There is a clear procedure provided for under Rule 11 (a) of the Constitution of Kenya (Protection of Fundamental Rights and freedoms of the Individual) Practice and Procedure rules, 2001. The Applicant’s complaint would appear to be catered for under rules 9 of the aforesaid rules which provide that:-
“Where contravention of fundamental rights and freedoms is alleged otherwise than in the course of proceedings in a subordinate Court or the High Court, an Application shall be made directly to the High Court….”
And rule 11 (a) of the same rules provides that:-
“Application under rules 5 and 9 of the Rules shall be made by originating summons and the procedure laid down under Order XXXVI of the Civil Procedure Rules shall, as far as practicable, apply.”
Clearly then, a party invoking the provisions of Rule 9 of the rules aforesaid as appears to be the case here can only approach or access the High Court by way of originating summons, and not by a mere Chamber Summons. What has the Applicant done in the instant case? The Applicant has moved this Court by way of Chamber Summons and not originating summons. The Applicant is therefore clearly in breach of Rule 11 (a) of the Rules aforesaid. Is the breach fatal to the Application? It would appear to be so since the rule is couched and or worded in mandatory terms. Further it is provided that once an Application is made under Rule 9, the Procedure laid down under order XXXVI of the Civil Procedure Rules shall as far as practicable, apply. This did not happen in the instant Application. I am of the view that the practice of making an omnibus Application ought to be discouraged in particular in situations where as under Section 84 there are specific rules made guiding an Applicant on how to access the High Court in the event that he/she complains of breach or threat of breach of his or her fundamental rights. It was therefore wrong for the Applicant to have invoked both the provisions of the Criminal Procedure Code alongside the provisions of Section 84 of the Constitution of Kenya.Both have different procedures of invoking the jurisdiction of the Court. I find the Application fatally defective with the consequence that he same is dismissed.

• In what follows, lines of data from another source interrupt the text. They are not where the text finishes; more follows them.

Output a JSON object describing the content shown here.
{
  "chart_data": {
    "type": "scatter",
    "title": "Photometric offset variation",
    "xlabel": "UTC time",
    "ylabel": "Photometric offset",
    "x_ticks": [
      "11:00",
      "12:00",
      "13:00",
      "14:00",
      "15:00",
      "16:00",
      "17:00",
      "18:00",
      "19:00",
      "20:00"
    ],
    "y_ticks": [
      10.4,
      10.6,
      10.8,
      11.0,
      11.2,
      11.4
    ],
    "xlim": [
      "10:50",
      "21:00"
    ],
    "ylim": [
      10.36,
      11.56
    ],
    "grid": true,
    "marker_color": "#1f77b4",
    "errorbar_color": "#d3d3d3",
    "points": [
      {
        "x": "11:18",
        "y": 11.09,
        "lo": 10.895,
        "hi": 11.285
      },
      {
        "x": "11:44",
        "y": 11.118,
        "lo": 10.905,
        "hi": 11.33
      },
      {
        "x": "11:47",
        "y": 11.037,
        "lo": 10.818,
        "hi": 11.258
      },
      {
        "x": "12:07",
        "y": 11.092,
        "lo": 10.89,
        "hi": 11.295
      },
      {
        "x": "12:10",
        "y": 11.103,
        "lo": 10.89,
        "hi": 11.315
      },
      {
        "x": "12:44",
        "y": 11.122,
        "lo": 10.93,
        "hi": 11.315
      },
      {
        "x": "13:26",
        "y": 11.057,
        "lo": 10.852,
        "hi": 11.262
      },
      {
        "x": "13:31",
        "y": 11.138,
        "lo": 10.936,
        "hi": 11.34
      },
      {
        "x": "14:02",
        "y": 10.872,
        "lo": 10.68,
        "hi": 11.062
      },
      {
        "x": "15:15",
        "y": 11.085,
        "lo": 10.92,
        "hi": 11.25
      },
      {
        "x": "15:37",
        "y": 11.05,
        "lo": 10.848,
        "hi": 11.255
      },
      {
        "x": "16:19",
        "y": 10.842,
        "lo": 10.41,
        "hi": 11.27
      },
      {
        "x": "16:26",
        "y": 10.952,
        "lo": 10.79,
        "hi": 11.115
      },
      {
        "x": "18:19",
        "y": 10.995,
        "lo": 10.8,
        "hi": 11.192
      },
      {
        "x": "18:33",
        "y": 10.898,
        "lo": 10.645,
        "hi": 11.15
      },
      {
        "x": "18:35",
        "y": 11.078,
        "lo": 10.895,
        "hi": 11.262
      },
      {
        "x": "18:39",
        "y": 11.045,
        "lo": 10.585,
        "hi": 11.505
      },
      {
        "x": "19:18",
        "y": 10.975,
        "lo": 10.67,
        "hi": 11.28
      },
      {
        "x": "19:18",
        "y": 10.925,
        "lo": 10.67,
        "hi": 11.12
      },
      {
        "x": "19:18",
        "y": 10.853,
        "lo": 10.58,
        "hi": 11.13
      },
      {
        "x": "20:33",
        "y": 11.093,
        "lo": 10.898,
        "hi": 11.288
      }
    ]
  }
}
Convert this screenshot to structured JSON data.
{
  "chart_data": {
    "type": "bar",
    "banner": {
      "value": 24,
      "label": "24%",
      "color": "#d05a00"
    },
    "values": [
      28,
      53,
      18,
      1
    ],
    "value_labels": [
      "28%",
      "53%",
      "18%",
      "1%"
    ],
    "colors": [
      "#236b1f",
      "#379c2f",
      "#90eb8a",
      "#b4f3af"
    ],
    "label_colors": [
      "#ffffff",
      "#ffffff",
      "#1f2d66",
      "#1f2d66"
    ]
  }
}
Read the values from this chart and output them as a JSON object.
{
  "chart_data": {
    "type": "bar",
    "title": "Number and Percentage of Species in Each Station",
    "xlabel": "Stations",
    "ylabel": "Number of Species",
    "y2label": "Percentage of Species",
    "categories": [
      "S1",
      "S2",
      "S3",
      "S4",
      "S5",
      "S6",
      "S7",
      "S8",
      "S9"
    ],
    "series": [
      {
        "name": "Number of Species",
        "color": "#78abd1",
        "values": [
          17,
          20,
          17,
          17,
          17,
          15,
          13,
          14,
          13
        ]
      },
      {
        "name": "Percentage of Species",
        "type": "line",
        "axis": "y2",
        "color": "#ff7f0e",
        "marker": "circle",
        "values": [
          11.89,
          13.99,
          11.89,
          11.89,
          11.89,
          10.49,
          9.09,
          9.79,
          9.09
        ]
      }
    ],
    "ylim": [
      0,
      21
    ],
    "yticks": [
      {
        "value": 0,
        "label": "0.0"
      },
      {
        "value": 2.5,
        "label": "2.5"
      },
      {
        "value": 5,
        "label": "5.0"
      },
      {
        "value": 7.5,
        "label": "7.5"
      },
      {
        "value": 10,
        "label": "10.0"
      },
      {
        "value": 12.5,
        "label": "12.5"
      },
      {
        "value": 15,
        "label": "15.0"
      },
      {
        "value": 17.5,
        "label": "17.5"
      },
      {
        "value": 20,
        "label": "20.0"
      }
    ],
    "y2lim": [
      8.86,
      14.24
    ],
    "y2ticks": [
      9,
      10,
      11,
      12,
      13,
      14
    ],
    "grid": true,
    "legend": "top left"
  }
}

Further I would still have dismissed the Application on the basis of the prayers sought in the Application. The main prayer is couched in the following terms.
“…..The subject Mradula Suresh Kantaria be arrested by the Honourable Court as may deem fit pending any charges that he Commissioner of Police may desire to prefer against her….”

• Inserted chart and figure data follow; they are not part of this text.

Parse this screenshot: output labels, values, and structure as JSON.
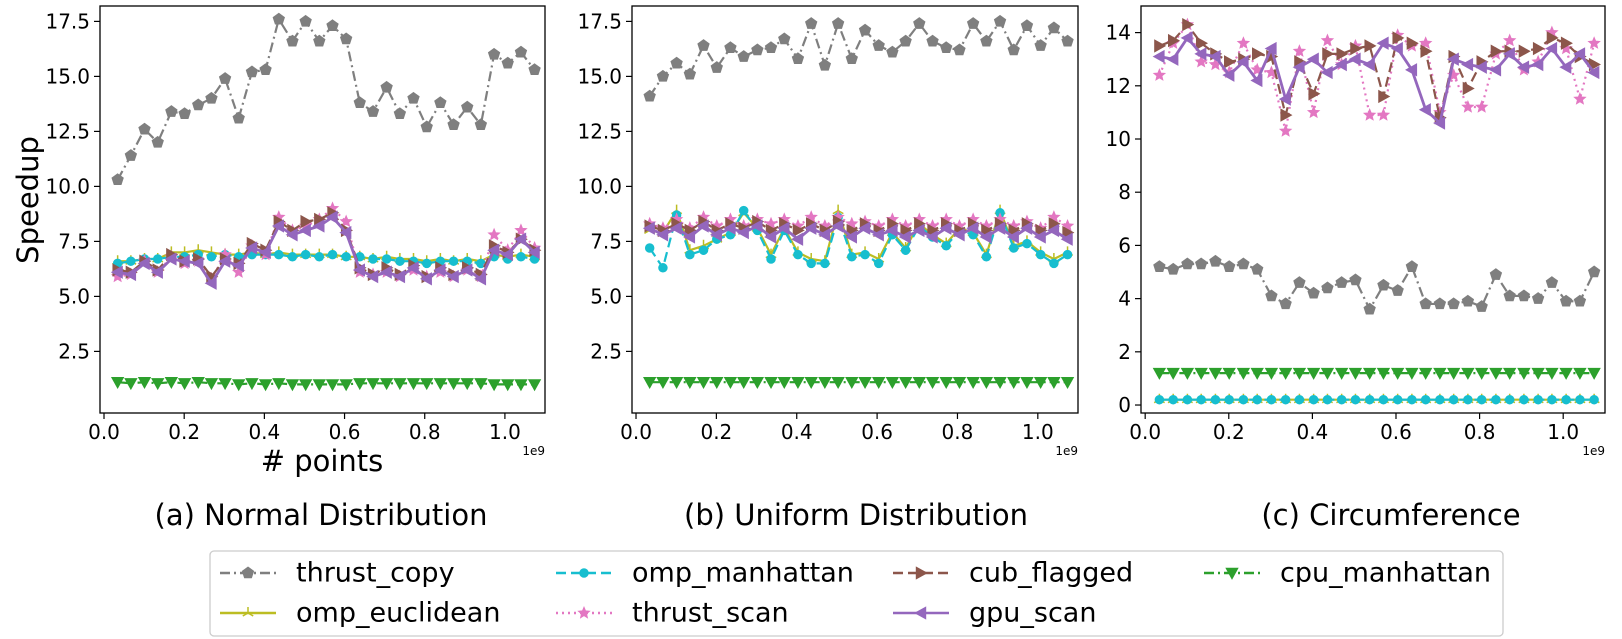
{
  "figure": {
    "captions": [
      "(a) Normal Distribution",
      "(b) Uniform Distribution",
      "(c) Circumference"
    ],
    "ylabel": "Speedup",
    "xlabel": "# points",
    "x_offset_label": "1e9"
  },
  "legend": {
    "entries": [
      {
        "name": "thrust_copy",
        "color": "#7f7f7f",
        "dash": "dashdot",
        "marker": "pentagon"
      },
      {
        "name": "omp_manhattan",
        "color": "#17becf",
        "dash": "dashed",
        "marker": "circle"
      },
      {
        "name": "cub_flagged",
        "color": "#8c564b",
        "dash": "dashed",
        "marker": "triangle-right"
      },
      {
        "name": "cpu_manhattan",
        "color": "#2ca02c",
        "dash": "dashdot",
        "marker": "triangle-down"
      },
      {
        "name": "omp_euclidean",
        "color": "#bcbd22",
        "dash": "solid",
        "marker": "tri"
      },
      {
        "name": "thrust_scan",
        "color": "#e377c2",
        "dash": "dotted",
        "marker": "star"
      },
      {
        "name": "gpu_scan",
        "color": "#9467bd",
        "dash": "solid",
        "marker": "triangle-left"
      }
    ]
  },
  "chart_data": [
    {
      "type": "line",
      "title": "(a) Normal Distribution",
      "xlabel": "# points",
      "ylabel": "Speedup",
      "x_scale_note": "1e9",
      "xlim": [
        -0.01,
        1.1
      ],
      "ylim": [
        -0.3,
        18.2
      ],
      "xticks": [
        0.0,
        0.2,
        0.4,
        0.6,
        0.8,
        1.0
      ],
      "xtick_labels": [
        "0.0",
        "0.2",
        "0.4",
        "0.6",
        "0.8",
        "1.0"
      ],
      "yticks": [
        2.5,
        5.0,
        7.5,
        10.0,
        12.5,
        15.0,
        17.5
      ],
      "ytick_labels": [
        "2.5",
        "5.0",
        "7.5",
        "10.0",
        "12.5",
        "15.0",
        "17.5"
      ],
      "x": [
        0.034,
        0.067,
        0.101,
        0.134,
        0.168,
        0.201,
        0.235,
        0.268,
        0.302,
        0.336,
        0.369,
        0.403,
        0.436,
        0.47,
        0.503,
        0.537,
        0.57,
        0.604,
        0.638,
        0.671,
        0.705,
        0.738,
        0.772,
        0.805,
        0.839,
        0.872,
        0.906,
        0.94,
        0.973,
        1.007,
        1.04,
        1.074
      ],
      "series": [
        {
          "name": "thrust_copy",
          "values": [
            10.3,
            11.4,
            12.6,
            12.0,
            13.4,
            13.3,
            13.7,
            14.0,
            14.9,
            13.1,
            15.2,
            15.3,
            17.6,
            16.6,
            17.5,
            16.6,
            17.3,
            16.7,
            13.8,
            13.4,
            14.5,
            13.3,
            14.0,
            12.7,
            13.8,
            12.8,
            13.6,
            12.8,
            16.0,
            15.6,
            16.1,
            15.3
          ]
        },
        {
          "name": "omp_manhattan",
          "values": [
            6.5,
            6.6,
            6.7,
            6.7,
            6.8,
            6.8,
            6.9,
            6.8,
            6.9,
            6.8,
            6.9,
            6.9,
            6.9,
            6.8,
            6.9,
            6.8,
            6.9,
            6.8,
            6.8,
            6.7,
            6.7,
            6.6,
            6.6,
            6.5,
            6.6,
            6.6,
            6.6,
            6.5,
            6.8,
            6.7,
            6.8,
            6.7
          ]
        },
        {
          "name": "cub_flagged",
          "values": [
            6.2,
            6.1,
            6.6,
            6.2,
            6.9,
            6.6,
            6.7,
            5.9,
            6.7,
            6.5,
            7.4,
            7.1,
            8.4,
            8.0,
            8.4,
            8.5,
            8.8,
            8.0,
            6.3,
            6.0,
            6.3,
            6.0,
            6.4,
            5.9,
            6.3,
            6.0,
            6.3,
            6.0,
            7.3,
            7.0,
            7.6,
            7.1
          ]
        },
        {
          "name": "cpu_manhattan",
          "values": [
            1.1,
            1.05,
            1.1,
            1.05,
            1.1,
            1.05,
            1.1,
            1.05,
            1.05,
            1.0,
            1.05,
            1.0,
            1.05,
            1.0,
            1.0,
            1.0,
            1.0,
            1.0,
            1.05,
            1.05,
            1.05,
            1.05,
            1.05,
            1.05,
            1.05,
            1.05,
            1.05,
            1.05,
            1.0,
            1.0,
            1.0,
            1.0
          ]
        },
        {
          "name": "omp_euclidean",
          "values": [
            6.6,
            6.6,
            6.7,
            6.7,
            7.0,
            7.0,
            7.1,
            7.0,
            6.9,
            6.9,
            7.0,
            6.9,
            7.0,
            6.9,
            6.9,
            6.9,
            6.9,
            6.8,
            6.8,
            6.7,
            6.8,
            6.7,
            6.7,
            6.6,
            6.7,
            6.6,
            6.7,
            6.6,
            6.9,
            6.8,
            6.9,
            6.8
          ]
        },
        {
          "name": "thrust_scan",
          "values": [
            5.9,
            6.0,
            6.6,
            6.1,
            6.8,
            6.5,
            6.6,
            5.8,
            6.9,
            6.1,
            7.3,
            6.9,
            8.6,
            8.0,
            8.2,
            8.5,
            9.0,
            8.4,
            6.1,
            6.0,
            6.1,
            5.9,
            6.2,
            5.9,
            6.1,
            5.9,
            6.2,
            5.9,
            7.8,
            7.1,
            8.0,
            7.2
          ]
        },
        {
          "name": "gpu_scan",
          "values": [
            6.1,
            6.0,
            6.5,
            6.1,
            6.7,
            6.6,
            6.5,
            5.6,
            6.6,
            6.4,
            7.2,
            7.0,
            8.2,
            7.8,
            8.0,
            8.2,
            8.6,
            7.9,
            6.2,
            5.9,
            6.1,
            5.9,
            6.3,
            5.8,
            6.2,
            5.9,
            6.2,
            5.8,
            7.1,
            6.9,
            7.6,
            7.0
          ]
        }
      ]
    },
    {
      "type": "line",
      "title": "(b) Uniform Distribution",
      "xlabel": "",
      "ylabel": "",
      "x_scale_note": "1e9",
      "xlim": [
        -0.01,
        1.1
      ],
      "ylim": [
        -0.3,
        18.2
      ],
      "xticks": [
        0.0,
        0.2,
        0.4,
        0.6,
        0.8,
        1.0
      ],
      "xtick_labels": [
        "0.0",
        "0.2",
        "0.4",
        "0.6",
        "0.8",
        "1.0"
      ],
      "yticks": [
        2.5,
        5.0,
        7.5,
        10.0,
        12.5,
        15.0,
        17.5
      ],
      "ytick_labels": [
        "2.5",
        "5.0",
        "7.5",
        "10.0",
        "12.5",
        "15.0",
        "17.5"
      ],
      "x": [
        0.034,
        0.067,
        0.101,
        0.134,
        0.168,
        0.201,
        0.235,
        0.268,
        0.302,
        0.336,
        0.369,
        0.403,
        0.436,
        0.47,
        0.503,
        0.537,
        0.57,
        0.604,
        0.638,
        0.671,
        0.705,
        0.738,
        0.772,
        0.805,
        0.839,
        0.872,
        0.906,
        0.94,
        0.973,
        1.007,
        1.04,
        1.074
      ],
      "series": [
        {
          "name": "thrust_copy",
          "values": [
            14.1,
            15.0,
            15.6,
            15.1,
            16.4,
            15.4,
            16.3,
            15.9,
            16.2,
            16.3,
            16.7,
            15.8,
            17.4,
            15.5,
            17.4,
            15.8,
            17.1,
            16.4,
            16.1,
            16.6,
            17.4,
            16.6,
            16.3,
            16.2,
            17.4,
            16.6,
            17.5,
            16.2,
            17.3,
            16.4,
            17.2,
            16.6
          ]
        },
        {
          "name": "omp_manhattan",
          "values": [
            7.2,
            6.3,
            8.7,
            6.9,
            7.1,
            7.6,
            7.8,
            8.9,
            8.0,
            6.7,
            8.0,
            6.9,
            6.5,
            6.5,
            8.6,
            6.8,
            6.9,
            6.5,
            7.8,
            7.1,
            8.2,
            7.7,
            7.3,
            8.0,
            7.8,
            6.8,
            8.8,
            7.2,
            7.4,
            6.9,
            6.5,
            6.9
          ]
        },
        {
          "name": "cub_flagged",
          "values": [
            8.2,
            8.0,
            8.3,
            8.0,
            8.4,
            8.0,
            8.3,
            8.1,
            8.4,
            8.0,
            8.3,
            8.0,
            8.3,
            8.0,
            8.4,
            8.0,
            8.3,
            8.0,
            8.3,
            8.0,
            8.3,
            8.0,
            8.3,
            8.0,
            8.3,
            8.0,
            8.3,
            8.0,
            8.3,
            8.0,
            8.3,
            7.9
          ]
        },
        {
          "name": "cpu_manhattan",
          "values": [
            1.1,
            1.1,
            1.1,
            1.1,
            1.1,
            1.1,
            1.1,
            1.1,
            1.1,
            1.1,
            1.1,
            1.1,
            1.1,
            1.1,
            1.1,
            1.1,
            1.1,
            1.1,
            1.1,
            1.1,
            1.1,
            1.1,
            1.1,
            1.1,
            1.1,
            1.1,
            1.1,
            1.1,
            1.1,
            1.1,
            1.1,
            1.1
          ]
        },
        {
          "name": "omp_euclidean",
          "values": [
            8.0,
            7.9,
            8.9,
            7.1,
            7.3,
            7.6,
            7.9,
            8.8,
            8.1,
            6.9,
            8.1,
            7.0,
            6.7,
            6.6,
            8.9,
            6.9,
            7.0,
            6.7,
            7.9,
            7.2,
            8.3,
            7.8,
            7.4,
            8.1,
            7.9,
            6.9,
            8.9,
            7.3,
            7.5,
            7.0,
            6.7,
            7.0
          ]
        },
        {
          "name": "thrust_scan",
          "values": [
            8.3,
            8.1,
            8.5,
            8.1,
            8.6,
            8.2,
            8.5,
            8.2,
            8.5,
            8.3,
            8.5,
            8.2,
            8.6,
            8.2,
            8.6,
            8.3,
            8.4,
            8.2,
            8.5,
            8.2,
            8.5,
            8.2,
            8.5,
            8.2,
            8.5,
            8.2,
            8.5,
            8.2,
            8.4,
            8.1,
            8.6,
            8.2
          ]
        },
        {
          "name": "gpu_scan",
          "values": [
            8.1,
            7.8,
            8.1,
            7.7,
            8.2,
            7.8,
            8.1,
            7.9,
            8.2,
            7.7,
            8.1,
            7.6,
            8.1,
            7.8,
            8.2,
            7.7,
            8.1,
            7.8,
            8.0,
            7.7,
            8.0,
            7.7,
            8.1,
            7.8,
            8.1,
            7.7,
            8.1,
            7.7,
            8.1,
            7.7,
            8.0,
            7.6
          ]
        }
      ]
    },
    {
      "type": "line",
      "title": "(c) Circumference",
      "xlabel": "",
      "ylabel": "",
      "x_scale_note": "1e9",
      "xlim": [
        -0.01,
        1.1
      ],
      "ylim": [
        -0.3,
        15.0
      ],
      "xticks": [
        0.0,
        0.2,
        0.4,
        0.6,
        0.8,
        1.0
      ],
      "xtick_labels": [
        "0.0",
        "0.2",
        "0.4",
        "0.6",
        "0.8",
        "1.0"
      ],
      "yticks": [
        0,
        2,
        4,
        6,
        8,
        10,
        12,
        14
      ],
      "ytick_labels": [
        "0",
        "2",
        "4",
        "6",
        "8",
        "10",
        "12",
        "14"
      ],
      "x": [
        0.034,
        0.067,
        0.101,
        0.134,
        0.168,
        0.201,
        0.235,
        0.268,
        0.302,
        0.336,
        0.369,
        0.403,
        0.436,
        0.47,
        0.503,
        0.537,
        0.57,
        0.604,
        0.638,
        0.671,
        0.705,
        0.738,
        0.772,
        0.805,
        0.839,
        0.872,
        0.906,
        0.94,
        0.973,
        1.007,
        1.04,
        1.074
      ],
      "series": [
        {
          "name": "thrust_copy",
          "values": [
            5.2,
            5.1,
            5.3,
            5.3,
            5.4,
            5.2,
            5.3,
            5.1,
            4.1,
            3.8,
            4.6,
            4.2,
            4.4,
            4.6,
            4.7,
            3.6,
            4.5,
            4.3,
            5.2,
            3.8,
            3.8,
            3.8,
            3.9,
            3.7,
            4.9,
            4.1,
            4.1,
            4.0,
            4.6,
            3.9,
            3.9,
            5.0
          ]
        },
        {
          "name": "omp_manhattan",
          "values": [
            0.2,
            0.2,
            0.2,
            0.2,
            0.2,
            0.2,
            0.2,
            0.2,
            0.2,
            0.2,
            0.2,
            0.2,
            0.2,
            0.2,
            0.2,
            0.2,
            0.2,
            0.2,
            0.2,
            0.2,
            0.2,
            0.2,
            0.2,
            0.2,
            0.2,
            0.2,
            0.2,
            0.2,
            0.2,
            0.2,
            0.2,
            0.2
          ]
        },
        {
          "name": "cub_flagged",
          "values": [
            13.5,
            13.7,
            14.3,
            13.6,
            13.2,
            12.9,
            13.0,
            13.2,
            13.1,
            10.9,
            12.9,
            11.7,
            13.2,
            13.2,
            13.4,
            13.5,
            11.6,
            13.8,
            13.6,
            13.3,
            10.8,
            13.1,
            11.9,
            12.9,
            13.3,
            13.3,
            13.3,
            13.4,
            13.8,
            13.6,
            13.1,
            12.8
          ]
        },
        {
          "name": "cpu_manhattan",
          "values": [
            1.2,
            1.2,
            1.2,
            1.2,
            1.2,
            1.2,
            1.2,
            1.2,
            1.2,
            1.2,
            1.2,
            1.2,
            1.2,
            1.2,
            1.2,
            1.2,
            1.2,
            1.2,
            1.2,
            1.2,
            1.2,
            1.2,
            1.2,
            1.2,
            1.2,
            1.2,
            1.2,
            1.2,
            1.2,
            1.2,
            1.2,
            1.2
          ]
        },
        {
          "name": "omp_euclidean",
          "values": [
            0.2,
            0.2,
            0.2,
            0.2,
            0.2,
            0.2,
            0.2,
            0.2,
            0.2,
            0.2,
            0.2,
            0.2,
            0.2,
            0.2,
            0.2,
            0.2,
            0.2,
            0.2,
            0.2,
            0.2,
            0.2,
            0.2,
            0.2,
            0.2,
            0.2,
            0.2,
            0.2,
            0.2,
            0.2,
            0.2,
            0.2,
            0.2
          ]
        },
        {
          "name": "thrust_scan",
          "values": [
            12.4,
            13.6,
            14.3,
            12.9,
            12.8,
            12.5,
            13.6,
            12.6,
            12.5,
            10.3,
            13.3,
            11.0,
            13.7,
            12.8,
            13.5,
            10.9,
            10.9,
            13.9,
            13.5,
            13.6,
            11.0,
            12.4,
            11.2,
            11.2,
            13.2,
            13.7,
            12.6,
            12.9,
            14.0,
            13.4,
            11.5,
            13.6
          ]
        },
        {
          "name": "gpu_scan",
          "values": [
            13.1,
            13.0,
            13.8,
            13.2,
            13.1,
            12.4,
            12.9,
            12.2,
            13.4,
            11.5,
            12.7,
            13.0,
            12.5,
            12.8,
            13.0,
            12.8,
            13.6,
            13.4,
            12.6,
            11.1,
            10.6,
            13.0,
            12.8,
            12.7,
            12.6,
            13.2,
            12.7,
            12.8,
            13.4,
            12.7,
            13.2,
            12.5
          ]
        }
      ]
    }
  ]
}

Obviously this Court cannot arrest the Applicant. What it can do is to grant her anticipatory bail or bail pending arrest to forestall her possible arrest and confinement. Secondly even if this Court had those powers, the way the prayer is worded would not seem to assist the Applicant. Once arrested, what happens thereafter? I would have imagined that the Applicant would go further and pray that upon arrest she should be released on bail pending any further action by Police in preferring Criminal Charge or charges against her. As framed therefore the prayer if granted will be an exercise in futility.
For all the foregoing reasons the Application is deemed in competent and is consequently dismissed with no order as to costs. The interim order issued on 19th May, 2005 are hereby vacated.
Dated at Nairobi this 3rd of October, 2005.